Plans for MSBI’s future presence in the community, which includes 220 beds and a new ED, an enhanced behavioral health unit, significant renovations and expansion of the Mount Sinai Downtown Union Square (formerly know as Phillips Ambulatory Care Center) and the location of several additional practices below 34th Street, are cause for excitement. However, as with any change, there are also questions and concern among MSBI staff, many of whom have worked at MSBI for decades. Some are concerned about the transitions that may be required for new job titles and responsibilities and/or a shift to other locations. Once again, a collaborative and creative solution was needed.


To address those concerns, Union and management leaders formed a strategic collaboration whose goals are:


  • To develop a high-engagement strategy to improve MSBI’s 2016 financial performance and to plan, implement, evaluate and adjust the transformation strategies;
  • To share information, replacing myth and rumor with fact;
  • To tell the story of new growth opportunities and replace fear with excitement for the future;
  • To provide emotional and other support both to staff who transition and to staff remaining in place;
  • To help Union and management leaders successfully implement the recently negotiated job and income security agreement; and
  • To improve staff and patient satisfaction during a five-year transformation period.

To meet these six strategic goals, a Crisis Joint Leadership Team was formed. This team coordinates job placement fairs, where staff affected by the transition review available jobs, obtain job counseling and leave with a job offer in writing. It also plans, coordinates and communicates about staff issues and concerns regarding the transformation of MSBI. The team includes RN and Hospital and Guild delegates, MSBI’s president, chief nursing officer and vice president of Human Resources.
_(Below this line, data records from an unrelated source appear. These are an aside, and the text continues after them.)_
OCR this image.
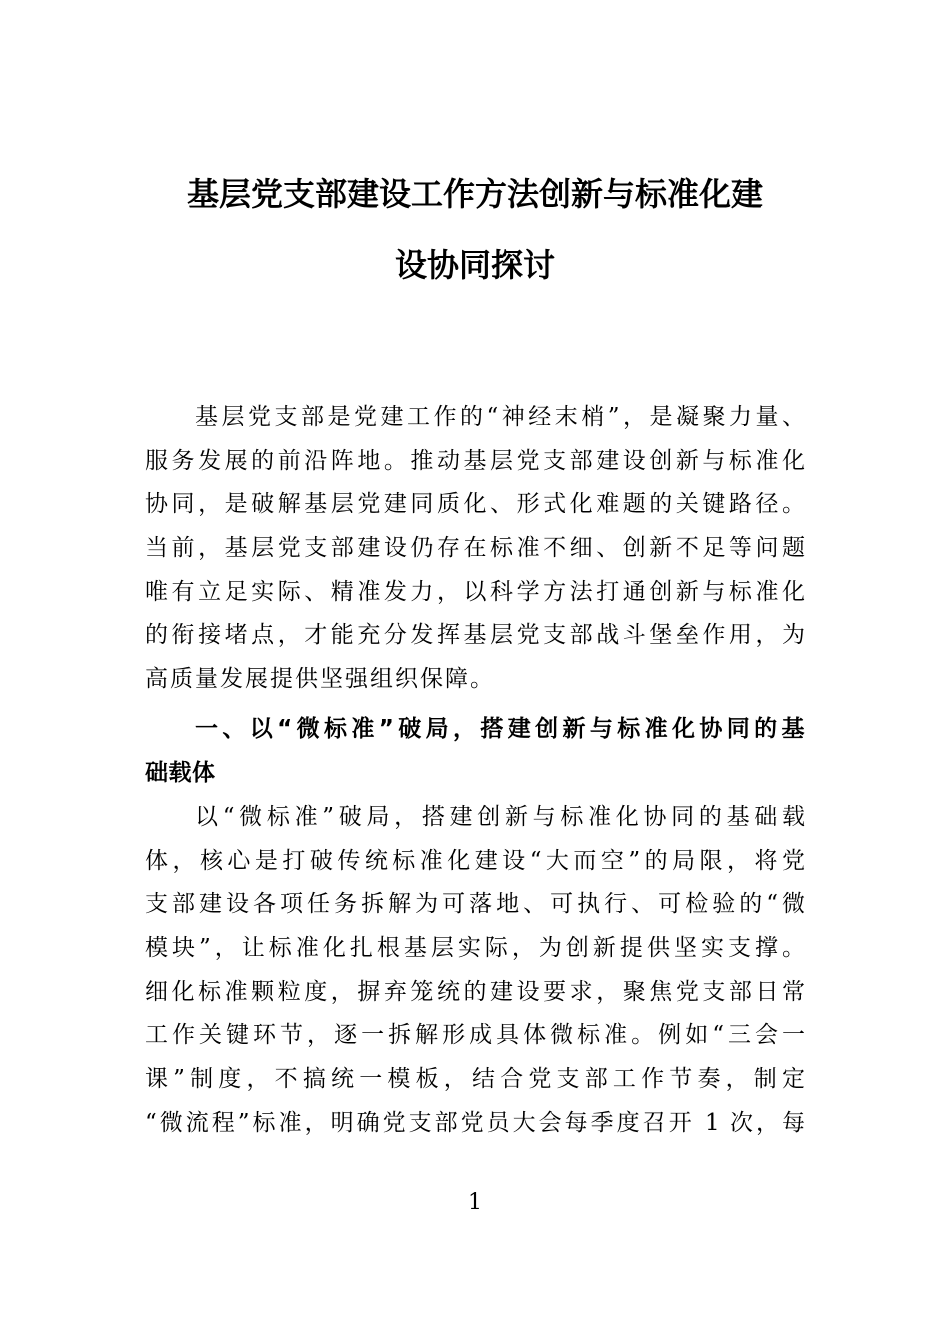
基层党支部建设工作方法创新与标准化建
设协同探讨
基层党支部是党建工作的“神经末梢”，是凝聚力量、
服务发展的前沿阵地。推动基层党支部建设创新与标准化
协同，是破解基层党建同质化、形式化难题的关键路径。
当前，基层党支部建设仍存在标准不细、创新不足等问题
唯有立足实际、精准发力，以科学方法打通创新与标准化
的衔接堵点，才能充分发挥基层党支部战斗堡垒作用，为
高质量发展提供坚强组织保障。
一、以“微标准”破局，搭建创新与标准化协同的基
础载体
以“微标准”破局，搭建创新与标准化协同的基础载
体，核心是打破传统标准化建设“大而空”的局限，将党
支部建设各项任务拆解为可落地、可执行、可检验的“微
模块”，让标准化扎根基层实际，为创新提供坚实支撑。
细化标准颗粒度，摒弃笼统的建设要求，聚焦党支部日常
工作关键环节，逐一拆解形成具体微标准。例如“三会一
课”制度，不搞统一模板，结合党支部工作节奏，制定
“微流程”标准，明确党支部党员大会每季度召开 1 次，每
1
Representing 1199SEIU are the Union’s senior executive vice president, vice president, and executive vice presidents for both the Mount Sinai System and the RN Division along with organizers and contract administrators.


In addition, the Union and management are collaborating on the following activities:


  • Job placement fairs;
  • A weekly meeting of the Crisis Joint Leadership Team;
  •  Joint rounding in all departments;
  • Joint written communications;
  • Overseeing the process of transition related to the agreement;
  • Jointly developed training programs in collaboration with the 1199SEIU Training and Employment Funds;
  • Emotional support programs in collaboration with the 1199SEIU National Benefit Fund; and
  • Training local union leaders and delegates to effectively participate on the Crisis Joint Leadership Team.

The transformation of MSBI from a hospital-based health care system to a community-based coordinated care and prevention network, using high engagement through a strategic union-management collaboration, is a highly innovative model of organizational change. Its success may serve as a model for other unionized health systems in New York City.  “Mount Sinai Downtown is an opportunity to not only transform how we deliver healthcare but also how management and our union partners can work together to productively solve challenging issues,” said Kenneth L. Davis, MD, President and CEO of Mount Sinai Health System. “I commend 1199SEIU President George Gresham, Union leadership and members at Mount Sinai Beth Israel for working closely with us to create a fully integrated healthcare network, offer all Union employees other Union opportunities at equal pay and, ultimately, deliver a 21st century model of care that can be replicated by other hospitals facing the same realities and challenges. This partnership can, and should, be the path forward for everyone.”